Chase Federal Bank is opening a drive-through branch in Miami, where customers waiting in line will be able to tune in a FM radio frequency to hear the latest information on the bank's products and services.
Called "drive-by broadcasting," the service will take advantage of the time customers spend in line by providing them with information on banking hours and a variety of bank products, said Don F. Doiron, senior vice president at Chase Federal.
"We're very excited about this new marketing technique. It allows us to alleviate the boredom of waiting in line by using that time to expedite service, educate our customers, and market new products to them while they are focused on financial matters."
The new branch and drive-by service will begin operating later this month, said Mr. Doiron.
To provide the service, the bank will use a portable FM radio transmitter designed by Drive-By-Broadcasting of Miami, the company that developed the service. The transmitter broadcasts prerecorded messages from a continuous loop cassette tape. Customers entering a drive-through lane will see a sign indicating the frequency, said Mr. Doiron. Messages will be received by those within a 300-yard radius of the transmitter, according to DriveBy officials.

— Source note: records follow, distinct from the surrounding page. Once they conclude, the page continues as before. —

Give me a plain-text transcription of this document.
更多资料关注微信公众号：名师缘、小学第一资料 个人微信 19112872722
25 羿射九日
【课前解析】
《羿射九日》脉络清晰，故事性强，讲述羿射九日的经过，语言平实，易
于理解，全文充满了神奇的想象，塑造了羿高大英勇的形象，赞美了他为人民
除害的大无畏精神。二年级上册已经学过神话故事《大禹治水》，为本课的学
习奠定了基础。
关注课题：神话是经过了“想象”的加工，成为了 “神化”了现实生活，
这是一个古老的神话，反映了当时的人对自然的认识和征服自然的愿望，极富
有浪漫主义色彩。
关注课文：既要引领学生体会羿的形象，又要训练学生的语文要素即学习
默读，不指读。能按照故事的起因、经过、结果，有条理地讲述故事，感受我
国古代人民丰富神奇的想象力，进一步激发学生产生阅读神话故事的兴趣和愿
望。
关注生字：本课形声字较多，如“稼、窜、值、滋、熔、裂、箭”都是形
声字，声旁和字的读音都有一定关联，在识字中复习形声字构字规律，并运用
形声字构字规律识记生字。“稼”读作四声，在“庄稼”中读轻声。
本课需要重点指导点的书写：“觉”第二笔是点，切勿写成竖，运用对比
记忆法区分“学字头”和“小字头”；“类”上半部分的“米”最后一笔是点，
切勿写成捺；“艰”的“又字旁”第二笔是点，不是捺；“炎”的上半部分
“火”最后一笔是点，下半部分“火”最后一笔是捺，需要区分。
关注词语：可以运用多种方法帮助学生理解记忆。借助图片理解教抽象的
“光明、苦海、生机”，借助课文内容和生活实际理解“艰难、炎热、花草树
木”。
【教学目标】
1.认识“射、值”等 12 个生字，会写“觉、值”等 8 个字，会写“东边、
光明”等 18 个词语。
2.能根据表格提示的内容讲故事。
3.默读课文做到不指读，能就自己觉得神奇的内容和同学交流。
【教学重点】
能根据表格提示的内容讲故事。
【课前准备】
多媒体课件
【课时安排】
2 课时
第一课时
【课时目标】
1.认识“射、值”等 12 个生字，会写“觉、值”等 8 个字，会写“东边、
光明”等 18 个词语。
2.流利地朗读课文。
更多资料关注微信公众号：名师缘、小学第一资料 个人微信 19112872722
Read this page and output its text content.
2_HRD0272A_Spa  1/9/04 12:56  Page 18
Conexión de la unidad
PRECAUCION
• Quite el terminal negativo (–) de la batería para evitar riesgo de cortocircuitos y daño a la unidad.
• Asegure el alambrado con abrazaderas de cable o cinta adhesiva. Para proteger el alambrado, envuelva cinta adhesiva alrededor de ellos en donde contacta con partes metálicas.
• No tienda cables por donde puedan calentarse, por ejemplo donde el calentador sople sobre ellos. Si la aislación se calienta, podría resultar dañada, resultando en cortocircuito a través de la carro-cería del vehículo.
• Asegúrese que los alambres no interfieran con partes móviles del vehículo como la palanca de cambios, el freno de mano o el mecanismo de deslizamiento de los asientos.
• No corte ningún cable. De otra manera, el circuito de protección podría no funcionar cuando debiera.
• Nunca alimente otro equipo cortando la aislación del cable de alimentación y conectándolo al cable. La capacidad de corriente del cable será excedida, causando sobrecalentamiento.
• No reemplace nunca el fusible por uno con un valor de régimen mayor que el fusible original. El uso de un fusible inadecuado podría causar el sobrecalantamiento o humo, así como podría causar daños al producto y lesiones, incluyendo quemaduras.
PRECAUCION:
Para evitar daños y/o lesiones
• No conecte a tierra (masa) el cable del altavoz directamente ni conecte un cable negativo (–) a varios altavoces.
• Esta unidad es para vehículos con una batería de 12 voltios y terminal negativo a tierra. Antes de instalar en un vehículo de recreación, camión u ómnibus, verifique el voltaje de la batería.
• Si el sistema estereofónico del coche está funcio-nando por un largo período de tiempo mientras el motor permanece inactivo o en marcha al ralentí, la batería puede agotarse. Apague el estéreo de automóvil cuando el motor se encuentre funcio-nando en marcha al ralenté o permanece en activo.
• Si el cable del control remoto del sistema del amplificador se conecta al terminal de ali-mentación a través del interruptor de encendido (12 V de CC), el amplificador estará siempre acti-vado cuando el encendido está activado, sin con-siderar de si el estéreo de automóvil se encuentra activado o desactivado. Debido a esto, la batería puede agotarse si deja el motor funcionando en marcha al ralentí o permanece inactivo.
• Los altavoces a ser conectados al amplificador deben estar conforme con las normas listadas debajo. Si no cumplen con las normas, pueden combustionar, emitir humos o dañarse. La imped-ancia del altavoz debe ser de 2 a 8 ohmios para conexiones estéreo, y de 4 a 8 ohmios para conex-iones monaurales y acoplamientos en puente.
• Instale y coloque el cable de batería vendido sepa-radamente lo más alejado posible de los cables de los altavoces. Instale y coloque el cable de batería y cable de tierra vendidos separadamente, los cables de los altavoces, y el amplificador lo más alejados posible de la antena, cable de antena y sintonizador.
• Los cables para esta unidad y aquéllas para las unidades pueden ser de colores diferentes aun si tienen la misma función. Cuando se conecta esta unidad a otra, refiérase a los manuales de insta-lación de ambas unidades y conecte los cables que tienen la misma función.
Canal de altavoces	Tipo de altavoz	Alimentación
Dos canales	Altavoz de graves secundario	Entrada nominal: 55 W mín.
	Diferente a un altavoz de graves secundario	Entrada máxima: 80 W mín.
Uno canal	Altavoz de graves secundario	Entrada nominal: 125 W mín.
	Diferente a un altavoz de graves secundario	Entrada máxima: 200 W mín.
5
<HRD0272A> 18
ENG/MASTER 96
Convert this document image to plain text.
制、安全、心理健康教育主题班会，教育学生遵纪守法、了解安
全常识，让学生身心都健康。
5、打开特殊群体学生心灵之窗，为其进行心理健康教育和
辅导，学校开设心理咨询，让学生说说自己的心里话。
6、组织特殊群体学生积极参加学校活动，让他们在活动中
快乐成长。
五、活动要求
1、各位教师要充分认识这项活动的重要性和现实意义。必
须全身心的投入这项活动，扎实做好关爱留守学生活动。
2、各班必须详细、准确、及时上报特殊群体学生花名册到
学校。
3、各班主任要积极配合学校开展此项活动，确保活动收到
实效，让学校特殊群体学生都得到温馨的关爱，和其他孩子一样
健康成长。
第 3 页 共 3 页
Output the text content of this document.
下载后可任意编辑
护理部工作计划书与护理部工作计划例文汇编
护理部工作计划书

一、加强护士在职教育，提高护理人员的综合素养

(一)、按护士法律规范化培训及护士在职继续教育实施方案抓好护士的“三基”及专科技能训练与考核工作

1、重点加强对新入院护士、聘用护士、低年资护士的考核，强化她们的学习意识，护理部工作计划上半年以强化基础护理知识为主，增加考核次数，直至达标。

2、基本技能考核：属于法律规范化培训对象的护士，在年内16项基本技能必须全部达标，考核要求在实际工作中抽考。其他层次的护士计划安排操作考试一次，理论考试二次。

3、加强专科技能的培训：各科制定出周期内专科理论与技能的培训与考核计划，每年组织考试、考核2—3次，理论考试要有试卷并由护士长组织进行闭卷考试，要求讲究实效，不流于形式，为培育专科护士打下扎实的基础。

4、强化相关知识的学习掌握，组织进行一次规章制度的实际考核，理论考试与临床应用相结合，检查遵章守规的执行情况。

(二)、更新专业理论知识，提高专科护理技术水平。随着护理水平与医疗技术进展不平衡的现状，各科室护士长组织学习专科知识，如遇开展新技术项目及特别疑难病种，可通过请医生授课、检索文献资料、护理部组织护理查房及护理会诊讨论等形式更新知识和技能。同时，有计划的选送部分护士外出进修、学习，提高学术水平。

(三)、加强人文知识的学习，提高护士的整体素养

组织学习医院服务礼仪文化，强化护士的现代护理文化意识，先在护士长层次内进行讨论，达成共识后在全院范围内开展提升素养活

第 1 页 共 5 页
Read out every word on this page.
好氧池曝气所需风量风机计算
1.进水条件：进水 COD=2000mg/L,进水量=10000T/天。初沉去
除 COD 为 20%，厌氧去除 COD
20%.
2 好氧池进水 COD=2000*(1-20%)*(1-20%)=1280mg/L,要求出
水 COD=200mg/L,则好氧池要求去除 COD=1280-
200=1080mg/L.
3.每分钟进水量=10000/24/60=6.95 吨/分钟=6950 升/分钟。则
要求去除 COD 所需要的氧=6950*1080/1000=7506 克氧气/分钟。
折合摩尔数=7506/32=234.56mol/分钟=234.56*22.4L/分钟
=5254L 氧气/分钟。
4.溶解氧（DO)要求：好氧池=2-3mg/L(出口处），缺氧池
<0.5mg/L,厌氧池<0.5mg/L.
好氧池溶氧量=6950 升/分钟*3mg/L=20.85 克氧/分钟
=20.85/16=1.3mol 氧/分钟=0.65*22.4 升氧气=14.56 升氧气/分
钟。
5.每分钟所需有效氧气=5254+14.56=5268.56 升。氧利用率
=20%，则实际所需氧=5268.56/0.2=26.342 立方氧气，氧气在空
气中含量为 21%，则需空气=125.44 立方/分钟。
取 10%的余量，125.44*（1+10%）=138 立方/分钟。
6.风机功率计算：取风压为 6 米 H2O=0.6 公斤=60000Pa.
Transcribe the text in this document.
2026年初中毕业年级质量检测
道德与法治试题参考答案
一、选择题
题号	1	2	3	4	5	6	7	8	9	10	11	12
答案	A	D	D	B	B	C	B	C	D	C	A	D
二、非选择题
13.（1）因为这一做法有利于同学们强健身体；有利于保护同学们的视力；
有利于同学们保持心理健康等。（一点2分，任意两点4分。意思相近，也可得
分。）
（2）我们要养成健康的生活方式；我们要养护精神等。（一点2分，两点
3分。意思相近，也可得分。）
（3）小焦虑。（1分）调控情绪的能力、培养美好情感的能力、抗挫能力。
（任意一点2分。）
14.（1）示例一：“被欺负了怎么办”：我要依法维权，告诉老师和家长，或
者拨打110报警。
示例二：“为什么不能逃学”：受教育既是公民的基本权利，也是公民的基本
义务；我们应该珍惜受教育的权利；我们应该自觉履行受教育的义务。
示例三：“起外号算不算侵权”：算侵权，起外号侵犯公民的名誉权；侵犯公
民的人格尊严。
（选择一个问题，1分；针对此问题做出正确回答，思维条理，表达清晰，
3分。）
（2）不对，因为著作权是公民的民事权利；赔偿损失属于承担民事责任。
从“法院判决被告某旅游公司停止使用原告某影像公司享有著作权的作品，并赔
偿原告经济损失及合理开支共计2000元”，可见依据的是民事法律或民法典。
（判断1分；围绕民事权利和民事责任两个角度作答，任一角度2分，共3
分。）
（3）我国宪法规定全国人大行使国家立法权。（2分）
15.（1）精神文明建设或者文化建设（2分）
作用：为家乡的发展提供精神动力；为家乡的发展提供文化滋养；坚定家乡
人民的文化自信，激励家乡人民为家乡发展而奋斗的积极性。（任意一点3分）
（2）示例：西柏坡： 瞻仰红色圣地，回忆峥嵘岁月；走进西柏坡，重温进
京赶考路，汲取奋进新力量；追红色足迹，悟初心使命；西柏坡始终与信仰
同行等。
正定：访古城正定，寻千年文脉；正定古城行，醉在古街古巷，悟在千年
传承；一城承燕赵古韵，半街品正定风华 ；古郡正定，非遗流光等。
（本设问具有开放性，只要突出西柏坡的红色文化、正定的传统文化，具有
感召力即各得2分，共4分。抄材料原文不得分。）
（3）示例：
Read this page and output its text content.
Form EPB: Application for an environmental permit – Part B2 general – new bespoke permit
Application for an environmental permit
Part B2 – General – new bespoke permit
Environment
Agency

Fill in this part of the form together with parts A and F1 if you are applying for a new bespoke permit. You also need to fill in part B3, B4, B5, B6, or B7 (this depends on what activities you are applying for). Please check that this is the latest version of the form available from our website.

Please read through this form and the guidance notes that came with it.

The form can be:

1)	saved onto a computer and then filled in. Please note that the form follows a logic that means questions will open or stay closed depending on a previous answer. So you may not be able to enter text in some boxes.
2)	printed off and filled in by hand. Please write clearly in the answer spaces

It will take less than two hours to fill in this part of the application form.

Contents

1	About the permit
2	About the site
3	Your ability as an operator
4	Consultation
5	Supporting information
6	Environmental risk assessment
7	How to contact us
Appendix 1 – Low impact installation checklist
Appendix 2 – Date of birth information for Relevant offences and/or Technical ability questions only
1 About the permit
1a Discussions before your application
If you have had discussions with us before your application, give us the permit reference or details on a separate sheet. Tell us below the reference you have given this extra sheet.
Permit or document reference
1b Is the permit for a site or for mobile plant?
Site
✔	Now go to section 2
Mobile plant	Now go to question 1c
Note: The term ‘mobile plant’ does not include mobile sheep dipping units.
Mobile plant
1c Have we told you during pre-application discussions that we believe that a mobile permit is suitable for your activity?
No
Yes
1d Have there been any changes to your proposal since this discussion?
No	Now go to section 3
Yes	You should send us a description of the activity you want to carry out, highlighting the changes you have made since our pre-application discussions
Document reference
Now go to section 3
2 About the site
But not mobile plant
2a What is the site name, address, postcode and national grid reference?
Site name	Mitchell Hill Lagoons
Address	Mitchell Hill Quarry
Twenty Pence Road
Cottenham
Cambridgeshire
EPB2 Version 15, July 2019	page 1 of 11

The new drive-through facility will be opened primarily to provide a convenient service channel to attract new checking account customers, said Mr. Doiron. Chase Federal, with approximately $2 billion in assets, has a network of 25 branches in Florida, a handful of which have limited drive-up capacity, he said.
The new branch has six drivethrough lanes and will have extended hours, operating from 7 a.m. to 7 p.m. on weekdays, said Mr. Doiron. He added that the drive-by service will be a good way to promote the opening of the new branch and will probably be used in two other branches the bank is acquiring.
Developed by Ex-Broker
Drive-by broadcasting was developed by Miami entrepreneur Tyson D. Ferrer, a former stock broker who founded Drive-ByBroadcasting of Miami several years ago.
The company originally targeted the real estate market. The idea was to allow customers interested in purchasing a home to drive up, tune in to a radio frequency indicated on a sign, and hear information about the house, such as square footage, decor, and other amenities.
According to Mr. Ferrer, the company decided to market a similar service to the financial industry.
A bank leases one or more transmitters per location. Each transmitter broadcasts on a specific frequency, making use of those available in between radio station frequencies, said Mr. Ferrer.
The bank develops a script, from 15 seconds to 12 minutes in length, which is given to Drive-By for professional recording in a studio, using national talent and background music, said Mr. Ferrer.
Banks desiring to reach multi-lingual markets can develop messages in different languages and broadcast them simultaneously from two different transmitters.
Drive-By produces four programs a year for the bank for free, said Mr. Ferrer. Anything over that number costs about $100 per production, plus $20 for each duplicate the bank wants for use in other branches. Cost for the transmitter depends on the length of the lease term and the number of branches involved, he said. Also included in the service is a replacement warranty that guarantees a new unit within 24 hours in the event of any malfunctions.